The authorities in New South Wales are always going to be an issue for the trucking industry. The stats tell us 70 odd per cent of the road freight moved in Australia passes through NSW at some point in its journey. To the Roads and Maritime Services and the NSW Police Traffic & Highway Patrol, this means they reckon they have responsibility to keep the road transport industry on the straight and narrow.
In the last week the RMS and NSW Police executed one of their hard hitting raids. This time on a distribution centre in Huntingwood, in Eastern Sydney. Looking at the news the authorities released to the press demonstrates just what value the RMS think this kind of operation achieves. It’s all about the numbers.
The headline on the statement was all about how many tickets the zealous RMS enforcement officers handed out to the unsuspecting and trapped truckies. The RMS inspected 111 trucks and trailers and issued 22 defect notices. How severe these defects were is hard to tell, but by just using the word ‘defects’ without further explanation suggests most of them, if not all, were minor. Why let that get in the way of a good story? The story is, of course, for the general public’s consumption, and it’s all about how the RMS and NSW Police are coming down hard on these terrible law breaking truckies, yet again!
23 more tickets were given out to truck drivers who were found to have breached load restraint rules, either on their way in or out of the DC. If you are an inspector and you want to knock off a few truck drivers, load restraint is the easy route. The load restraint rules are not particularly clear and to get restraint right every time requires a belt and braces approach, try as many ways as possible to meet the rules. The statement implies gross negligence on the part of truck drivers.
In practice, the loads are secured, most of the time, in a way to ensure they don’t move and a cursory look from an inspector would see a secure load. Drivers do have experience and they definitely don’t want the load to move, so they are incentivised to make sure its secure. They are also under time constraints all of the time, so making the load secure is a priority, making it compliant to complex rules is less so, it’s human nature.
This doesn’t stop the spin from the RMS. These drivers are endangering the general public by using ‘broken gates, and significant amounts of goods not strapped down and only held in by side curtains’, according to the statement.
“Unsecured loads are not only a risk to other road users, those unloading the goods at Distribution Centres are also placed at risk,” Acting Assistant Commissioner Smith Commander of the Traffic & Highway Patrol Command said, in the press statement. “When inspecting one of the loads, a gate gave way which struck one officer and nearly hit others, which is a prime example of why loads need to be properly secured.”

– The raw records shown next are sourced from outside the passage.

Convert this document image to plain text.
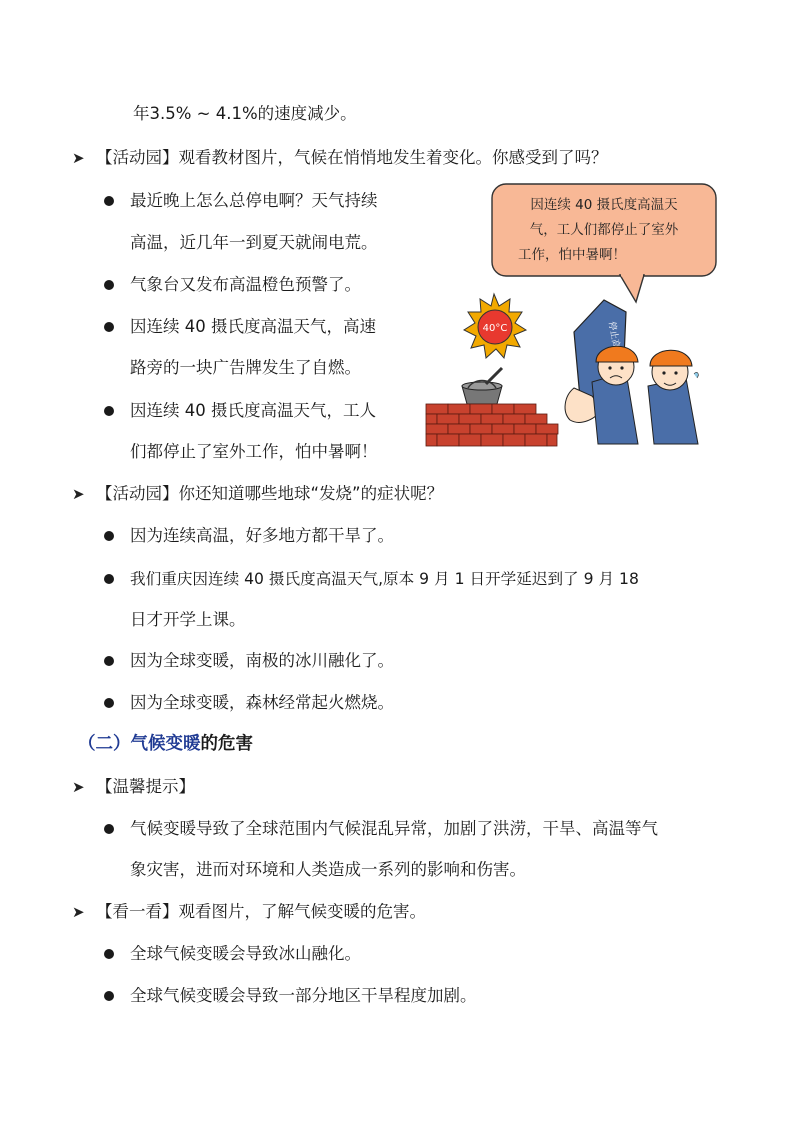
年3.5% ~ 4.1%的速度减少。
➤ 【活动园】观看教材图片，气候在悄悄地发生着变化。你感受到了吗？
最近晚上怎么总停电啊？天气持续
高温，近几年一到夏天就闹电荒。
气象台又发布高温橙色预警了。
因连续 40 摄氏度高温天气，高速
路旁的一块广告牌发生了自燃。
因连续 40 摄氏度高温天气，工人
们都停止了室外工作，怕中暑啊！
因连续 40 摄氏度高温天
气，工人们都停止了室外
工作，怕中暑啊！
40°C
➤ 【活动园】你还知道哪些地球“发烧”的症状呢？
因为连续高温，好多地方都干旱了。
我们重庆因连续 40 摄氏度高温天气,原本 9 月 1 日开学延迟到了 9 月 18
日才开学上课。
因为全球变暖，南极的冰川融化了。
因为全球变暖，森林经常起火燃烧。
（二）气候变暖的危害
➤ 【温馨提示】
气候变暖导致了全球范围内气候混乱异常，加剧了洪涝，干旱、高温等气
象灾害，进而对环境和人类造成一系列的影响和伤害。
➤ 【看一看】观看图片，了解气候变暖的危害。
全球气候变暖会导致冰山融化。
全球气候变暖会导致一部分地区干旱程度加剧。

The item inserted near the end of the statement is bound to get lost in the rush to bag truckies. There were 149 random breath tests and 38 drug tests carried out during the raid. All of them proved to be negative. This doesn’t fit with the image of the demon truck driver, so it was probably jettisoned by any journalist covering the story.
This is not the end of the story. RMS are promising to continue with the raids though to the end of June, so trucking operators can’t say they weren’t warned. We can also be sure the press and TV stations will also be well informed throughout ‘Operation Austrans’, showing how the NSW public can sleep safe in their beds because the RMS are getting tough with the demon truckie.
Last week, Diesel News reported on improved relations between truck drivers and RMS inspectors at Marulan. Now, because the spin suits them, it’s time to demonise the truckie, get a bit of political capital out of it, make the agency and minister look good.
Where’s the inclusive attitude? Where are the liaison officers going round the DCs chatting to drivers and explaining the rules and showing the industry how to remain compliant? Why are these raids targeting the trucks in the DC, but not the system and practice of the DC operator? The answer lies within the culture of the road authorities at the coal face. While Peter Wells, Director of Safety and Compliance, does talk the talk and engage thoughtfully with the industry, the teams on the ground are still in the business of pinging truckies.